TNS Polska przeprowadził badanie dotyczące stosunku farmaceutów pracujących w aptekach sieciowych i indywidualnych do planowanych zmian własnościowych zapowiadanych przez Ministerstwo Zdrowia.
Celem badania było poznanie opinii farmaceutów na temat planów wprowadzenia zmian w ustawie Prawo farmaceutyczne, których konsekwencją miałby być między innymi obowiązek posiadania 51 procent udziałów w aptece przez osoby z dyplomem magistra farmacji. W badaniu wzięli udział farmaceuci zza tak zwanego „pierwszego stołu” oraz kierownicy aptek niebędący jednocześnie ich właścicielami, pracujący zarówno w aptekach indywidualnych, jak i sieciowych w różnych regionach Polski.

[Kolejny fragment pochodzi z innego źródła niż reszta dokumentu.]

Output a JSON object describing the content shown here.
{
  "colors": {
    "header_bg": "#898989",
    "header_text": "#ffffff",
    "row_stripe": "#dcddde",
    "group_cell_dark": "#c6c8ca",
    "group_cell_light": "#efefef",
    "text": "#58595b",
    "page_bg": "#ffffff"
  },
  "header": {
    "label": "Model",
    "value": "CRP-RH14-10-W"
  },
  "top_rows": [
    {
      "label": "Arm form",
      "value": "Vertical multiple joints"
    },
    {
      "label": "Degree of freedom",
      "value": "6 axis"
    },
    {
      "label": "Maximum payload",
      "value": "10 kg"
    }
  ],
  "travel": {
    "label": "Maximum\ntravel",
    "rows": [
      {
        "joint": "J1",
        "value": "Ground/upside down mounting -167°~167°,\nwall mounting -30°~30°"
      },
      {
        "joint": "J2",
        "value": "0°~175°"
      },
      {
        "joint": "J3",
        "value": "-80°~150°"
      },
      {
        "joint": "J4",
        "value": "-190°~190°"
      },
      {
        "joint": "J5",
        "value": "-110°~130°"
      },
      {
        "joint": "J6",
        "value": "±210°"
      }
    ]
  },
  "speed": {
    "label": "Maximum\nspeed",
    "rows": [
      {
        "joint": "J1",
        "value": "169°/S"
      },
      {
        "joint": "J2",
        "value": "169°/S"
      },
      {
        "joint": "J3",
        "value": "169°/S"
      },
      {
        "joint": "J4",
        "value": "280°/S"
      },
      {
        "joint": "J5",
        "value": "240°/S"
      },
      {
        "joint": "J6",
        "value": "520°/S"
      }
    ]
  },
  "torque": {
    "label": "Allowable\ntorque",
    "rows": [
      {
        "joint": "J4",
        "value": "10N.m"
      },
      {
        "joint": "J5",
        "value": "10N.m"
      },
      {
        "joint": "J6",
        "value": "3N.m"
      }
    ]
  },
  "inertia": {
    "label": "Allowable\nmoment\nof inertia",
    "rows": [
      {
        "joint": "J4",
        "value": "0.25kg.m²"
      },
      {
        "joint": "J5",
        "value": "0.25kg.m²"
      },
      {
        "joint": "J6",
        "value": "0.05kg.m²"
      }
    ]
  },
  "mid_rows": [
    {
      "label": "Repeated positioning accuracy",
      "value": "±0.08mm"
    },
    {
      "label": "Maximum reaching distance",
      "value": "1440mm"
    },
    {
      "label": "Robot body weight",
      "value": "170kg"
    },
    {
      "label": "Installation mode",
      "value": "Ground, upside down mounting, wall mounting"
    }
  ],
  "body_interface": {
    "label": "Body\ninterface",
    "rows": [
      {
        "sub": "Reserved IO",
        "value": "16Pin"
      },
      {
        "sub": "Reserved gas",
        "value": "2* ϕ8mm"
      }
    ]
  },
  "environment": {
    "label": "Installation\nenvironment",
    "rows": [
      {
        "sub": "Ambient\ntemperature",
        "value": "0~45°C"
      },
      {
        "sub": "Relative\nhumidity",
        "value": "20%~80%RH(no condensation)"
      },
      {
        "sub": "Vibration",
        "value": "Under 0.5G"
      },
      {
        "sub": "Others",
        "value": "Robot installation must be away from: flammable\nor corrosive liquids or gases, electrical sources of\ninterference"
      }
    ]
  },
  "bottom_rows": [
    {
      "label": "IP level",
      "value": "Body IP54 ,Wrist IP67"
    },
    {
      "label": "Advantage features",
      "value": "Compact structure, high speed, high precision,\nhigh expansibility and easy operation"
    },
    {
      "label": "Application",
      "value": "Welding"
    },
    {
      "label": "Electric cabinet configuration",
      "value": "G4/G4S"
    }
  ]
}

Jedynie 35 procent z nich było zainteresowanych wykupieniem udziałów (częściej byli to farmaceuci z aptek sieciowych). Planowali oni wydać na zakup udziałów średnio około 140 tys. zł, a pieniądze na ten cel miałyby pochodzić głównie z ich oszczędności lub kredytów bankowych. Sytuacja zmieniała się natomiast diametralnie w momencie, gdy w dalszej części rozmowy farmaceuci poznawali koszty takiego przedsięwzięcia – około pół miliona złotych – wtedy skłonność do przejęcia własności aptek malała do 12 procent. Cena transakcyjna średniej apteki należącej do sieci wynosi w warunkach rynkowych około miliona złotych.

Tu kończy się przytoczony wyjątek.